Vu la requête de Monsieur [G] [E] en contestation de la régularité de la décision de placement en rétention administrative en date du 26 Février 2025 réceptionnée par le greffe du juge des libertés et de la détention le 26 Février 2025 à 18h13 ;
Par requête du 27 Février 2025 reçue au greffe à 11h37, Monsieur le Préfet invoquant devoir maintenir l’intéressé au-delà de quatre jours, demande l’autorisation de prolonger ce délai pour une durée de VINGT-SIX jours maximum.

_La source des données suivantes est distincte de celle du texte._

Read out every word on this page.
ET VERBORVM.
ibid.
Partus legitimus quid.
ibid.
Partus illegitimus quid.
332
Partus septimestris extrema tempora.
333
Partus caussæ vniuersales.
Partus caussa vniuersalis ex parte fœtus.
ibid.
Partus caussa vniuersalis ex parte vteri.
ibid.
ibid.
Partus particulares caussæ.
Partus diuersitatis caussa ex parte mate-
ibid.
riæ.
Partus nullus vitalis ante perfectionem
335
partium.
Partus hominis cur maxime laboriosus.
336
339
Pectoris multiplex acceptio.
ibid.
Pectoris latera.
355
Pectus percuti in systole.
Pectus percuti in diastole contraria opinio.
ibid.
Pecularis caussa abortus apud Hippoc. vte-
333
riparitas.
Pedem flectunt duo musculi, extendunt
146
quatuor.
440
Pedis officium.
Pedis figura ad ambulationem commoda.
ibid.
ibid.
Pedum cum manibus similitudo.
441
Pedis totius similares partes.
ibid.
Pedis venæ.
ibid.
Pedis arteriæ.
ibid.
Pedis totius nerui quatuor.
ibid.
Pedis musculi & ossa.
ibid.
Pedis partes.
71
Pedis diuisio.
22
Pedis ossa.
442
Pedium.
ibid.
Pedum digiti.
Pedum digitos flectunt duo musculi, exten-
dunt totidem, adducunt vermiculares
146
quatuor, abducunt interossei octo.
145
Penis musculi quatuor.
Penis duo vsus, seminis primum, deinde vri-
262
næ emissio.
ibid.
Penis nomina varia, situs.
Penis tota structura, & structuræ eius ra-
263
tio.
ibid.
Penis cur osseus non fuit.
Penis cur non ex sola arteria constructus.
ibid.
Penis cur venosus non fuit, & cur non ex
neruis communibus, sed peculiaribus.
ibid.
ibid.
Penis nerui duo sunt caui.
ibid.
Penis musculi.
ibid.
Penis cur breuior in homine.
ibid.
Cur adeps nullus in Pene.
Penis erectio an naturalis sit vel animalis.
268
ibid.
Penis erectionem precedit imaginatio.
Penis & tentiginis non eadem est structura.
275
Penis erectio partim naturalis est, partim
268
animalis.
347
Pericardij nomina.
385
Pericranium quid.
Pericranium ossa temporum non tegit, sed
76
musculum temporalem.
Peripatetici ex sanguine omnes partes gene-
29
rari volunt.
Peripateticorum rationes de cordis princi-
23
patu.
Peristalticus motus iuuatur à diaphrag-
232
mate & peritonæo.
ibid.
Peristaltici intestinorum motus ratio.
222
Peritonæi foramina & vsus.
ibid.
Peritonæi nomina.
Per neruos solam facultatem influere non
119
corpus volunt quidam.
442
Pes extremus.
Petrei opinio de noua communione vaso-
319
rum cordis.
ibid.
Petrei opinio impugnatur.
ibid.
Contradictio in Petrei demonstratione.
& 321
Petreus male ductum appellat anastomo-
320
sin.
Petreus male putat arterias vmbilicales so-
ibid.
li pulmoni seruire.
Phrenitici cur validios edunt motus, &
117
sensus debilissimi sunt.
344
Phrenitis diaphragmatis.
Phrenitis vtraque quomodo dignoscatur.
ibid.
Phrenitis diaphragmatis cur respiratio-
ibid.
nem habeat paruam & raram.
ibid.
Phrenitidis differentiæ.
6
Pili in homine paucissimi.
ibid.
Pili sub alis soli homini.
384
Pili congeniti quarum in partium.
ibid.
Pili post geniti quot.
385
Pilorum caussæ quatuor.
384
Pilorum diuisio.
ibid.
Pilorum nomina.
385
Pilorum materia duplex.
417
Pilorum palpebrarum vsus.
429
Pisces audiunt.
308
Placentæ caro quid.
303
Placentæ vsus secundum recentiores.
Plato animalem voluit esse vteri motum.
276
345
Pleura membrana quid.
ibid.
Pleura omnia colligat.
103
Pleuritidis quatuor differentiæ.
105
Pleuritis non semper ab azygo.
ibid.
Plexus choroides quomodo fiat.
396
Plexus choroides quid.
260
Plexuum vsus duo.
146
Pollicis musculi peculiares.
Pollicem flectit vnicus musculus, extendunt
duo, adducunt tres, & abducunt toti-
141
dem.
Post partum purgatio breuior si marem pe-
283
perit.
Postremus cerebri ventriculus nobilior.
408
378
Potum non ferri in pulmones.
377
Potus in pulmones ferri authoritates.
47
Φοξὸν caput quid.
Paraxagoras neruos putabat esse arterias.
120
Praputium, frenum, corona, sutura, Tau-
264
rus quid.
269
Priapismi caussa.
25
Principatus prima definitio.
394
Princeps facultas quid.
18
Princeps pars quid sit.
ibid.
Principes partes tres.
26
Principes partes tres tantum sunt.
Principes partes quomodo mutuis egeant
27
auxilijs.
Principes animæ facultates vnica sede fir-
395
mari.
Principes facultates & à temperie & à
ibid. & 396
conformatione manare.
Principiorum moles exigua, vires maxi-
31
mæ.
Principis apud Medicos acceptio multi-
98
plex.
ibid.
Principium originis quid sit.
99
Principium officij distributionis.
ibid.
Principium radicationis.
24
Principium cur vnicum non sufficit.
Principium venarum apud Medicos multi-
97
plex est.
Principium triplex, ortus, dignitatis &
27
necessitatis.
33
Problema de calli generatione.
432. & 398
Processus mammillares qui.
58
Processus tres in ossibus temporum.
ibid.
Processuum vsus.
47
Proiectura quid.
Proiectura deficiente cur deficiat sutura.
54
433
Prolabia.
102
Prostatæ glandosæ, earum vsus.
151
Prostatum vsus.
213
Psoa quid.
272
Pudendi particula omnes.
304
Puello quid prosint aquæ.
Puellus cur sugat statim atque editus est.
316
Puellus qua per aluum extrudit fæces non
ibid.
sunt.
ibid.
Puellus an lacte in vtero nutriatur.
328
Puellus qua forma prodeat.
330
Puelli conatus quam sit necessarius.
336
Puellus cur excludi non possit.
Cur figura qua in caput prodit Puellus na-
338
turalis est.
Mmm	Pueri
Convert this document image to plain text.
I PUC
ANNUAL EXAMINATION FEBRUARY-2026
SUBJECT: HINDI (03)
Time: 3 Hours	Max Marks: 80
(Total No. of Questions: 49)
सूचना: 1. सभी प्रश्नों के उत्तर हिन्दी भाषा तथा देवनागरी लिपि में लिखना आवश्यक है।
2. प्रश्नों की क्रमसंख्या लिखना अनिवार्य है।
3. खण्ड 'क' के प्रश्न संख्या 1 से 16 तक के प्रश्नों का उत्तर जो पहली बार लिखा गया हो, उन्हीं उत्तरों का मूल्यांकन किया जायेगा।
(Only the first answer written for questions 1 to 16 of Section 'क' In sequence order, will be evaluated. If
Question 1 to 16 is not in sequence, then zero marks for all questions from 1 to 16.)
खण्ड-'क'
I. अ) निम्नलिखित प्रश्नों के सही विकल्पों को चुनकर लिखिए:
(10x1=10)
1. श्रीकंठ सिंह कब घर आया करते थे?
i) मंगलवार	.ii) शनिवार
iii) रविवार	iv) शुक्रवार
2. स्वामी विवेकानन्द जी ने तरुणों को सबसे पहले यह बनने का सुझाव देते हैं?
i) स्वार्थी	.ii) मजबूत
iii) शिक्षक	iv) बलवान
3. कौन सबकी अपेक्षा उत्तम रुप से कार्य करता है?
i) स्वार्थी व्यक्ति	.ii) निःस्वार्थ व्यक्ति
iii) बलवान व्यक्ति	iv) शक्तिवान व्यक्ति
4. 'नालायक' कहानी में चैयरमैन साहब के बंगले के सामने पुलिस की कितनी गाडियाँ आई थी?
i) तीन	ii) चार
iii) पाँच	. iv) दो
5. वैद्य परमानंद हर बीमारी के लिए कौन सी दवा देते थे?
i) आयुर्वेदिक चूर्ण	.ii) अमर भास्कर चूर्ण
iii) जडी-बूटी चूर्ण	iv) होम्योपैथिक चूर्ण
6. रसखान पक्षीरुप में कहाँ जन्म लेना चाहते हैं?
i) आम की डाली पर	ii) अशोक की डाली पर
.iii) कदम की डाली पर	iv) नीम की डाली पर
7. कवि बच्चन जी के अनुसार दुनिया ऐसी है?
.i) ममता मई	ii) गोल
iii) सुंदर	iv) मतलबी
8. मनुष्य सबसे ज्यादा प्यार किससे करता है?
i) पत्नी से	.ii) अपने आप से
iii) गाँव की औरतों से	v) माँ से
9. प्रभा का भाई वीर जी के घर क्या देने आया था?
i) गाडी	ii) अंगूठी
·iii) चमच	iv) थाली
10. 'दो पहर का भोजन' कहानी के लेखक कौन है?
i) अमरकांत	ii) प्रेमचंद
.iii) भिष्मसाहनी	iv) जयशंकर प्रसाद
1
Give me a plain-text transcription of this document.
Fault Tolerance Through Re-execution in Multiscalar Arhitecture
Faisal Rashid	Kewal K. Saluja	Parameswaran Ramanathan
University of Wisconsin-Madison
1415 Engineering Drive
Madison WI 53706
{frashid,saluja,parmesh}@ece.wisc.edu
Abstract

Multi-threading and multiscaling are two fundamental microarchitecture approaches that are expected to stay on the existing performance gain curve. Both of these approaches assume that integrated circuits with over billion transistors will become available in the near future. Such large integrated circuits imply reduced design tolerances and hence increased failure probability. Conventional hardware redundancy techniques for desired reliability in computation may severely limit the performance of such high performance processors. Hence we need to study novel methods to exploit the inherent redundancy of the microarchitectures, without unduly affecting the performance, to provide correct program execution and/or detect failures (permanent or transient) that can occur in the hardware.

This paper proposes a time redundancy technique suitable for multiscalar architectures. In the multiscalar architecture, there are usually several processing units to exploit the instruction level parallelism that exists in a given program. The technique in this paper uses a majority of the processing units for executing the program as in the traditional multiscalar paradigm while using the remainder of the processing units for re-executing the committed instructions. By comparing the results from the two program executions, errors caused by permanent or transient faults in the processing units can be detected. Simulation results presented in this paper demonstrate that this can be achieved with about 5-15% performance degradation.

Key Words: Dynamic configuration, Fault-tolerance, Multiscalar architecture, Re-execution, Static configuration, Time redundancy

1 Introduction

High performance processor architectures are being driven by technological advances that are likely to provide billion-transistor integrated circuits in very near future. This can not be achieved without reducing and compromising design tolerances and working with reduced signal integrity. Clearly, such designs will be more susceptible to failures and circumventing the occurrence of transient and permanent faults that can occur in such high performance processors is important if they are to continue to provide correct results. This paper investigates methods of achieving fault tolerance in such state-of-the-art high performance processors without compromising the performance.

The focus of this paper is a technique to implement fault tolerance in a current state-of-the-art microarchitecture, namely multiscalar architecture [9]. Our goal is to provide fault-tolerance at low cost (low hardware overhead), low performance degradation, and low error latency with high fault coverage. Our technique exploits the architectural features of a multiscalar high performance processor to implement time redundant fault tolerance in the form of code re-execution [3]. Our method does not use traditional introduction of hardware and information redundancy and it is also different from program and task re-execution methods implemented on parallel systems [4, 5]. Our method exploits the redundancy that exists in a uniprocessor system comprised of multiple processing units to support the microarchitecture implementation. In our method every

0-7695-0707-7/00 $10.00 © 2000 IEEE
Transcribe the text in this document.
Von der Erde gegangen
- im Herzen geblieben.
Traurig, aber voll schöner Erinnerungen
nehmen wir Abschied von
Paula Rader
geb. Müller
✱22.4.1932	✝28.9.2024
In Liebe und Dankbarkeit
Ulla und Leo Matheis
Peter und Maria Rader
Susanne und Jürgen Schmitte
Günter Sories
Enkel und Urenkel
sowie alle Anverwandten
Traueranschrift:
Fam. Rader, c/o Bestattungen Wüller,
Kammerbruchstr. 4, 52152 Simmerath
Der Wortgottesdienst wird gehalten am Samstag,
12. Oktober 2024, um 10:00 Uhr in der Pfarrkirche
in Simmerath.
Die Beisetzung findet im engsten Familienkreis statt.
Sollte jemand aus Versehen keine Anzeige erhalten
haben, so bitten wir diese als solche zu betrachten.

En application des articles L.743-9 et L. 743-24 du Code de l’Entrée et du Séjour des Etrangers et du Droit d’Asile il a été rappelé à l’intéressé, assisté de Me Sophie TRICOT, avocat au Barreau de BOULOGNE-SUR-MER et commis d’office, les droits qui lui sont reconnus pendant la rétention et a été informé des possibilités et des délais de recours contre toutes les décisions le concernant ; qu’il a été entendu en ses observations.
L’intéressé déclare : Je souhaite être assisté d’un avocat. Oui j’habite chez ma soeur : [Adresse 4].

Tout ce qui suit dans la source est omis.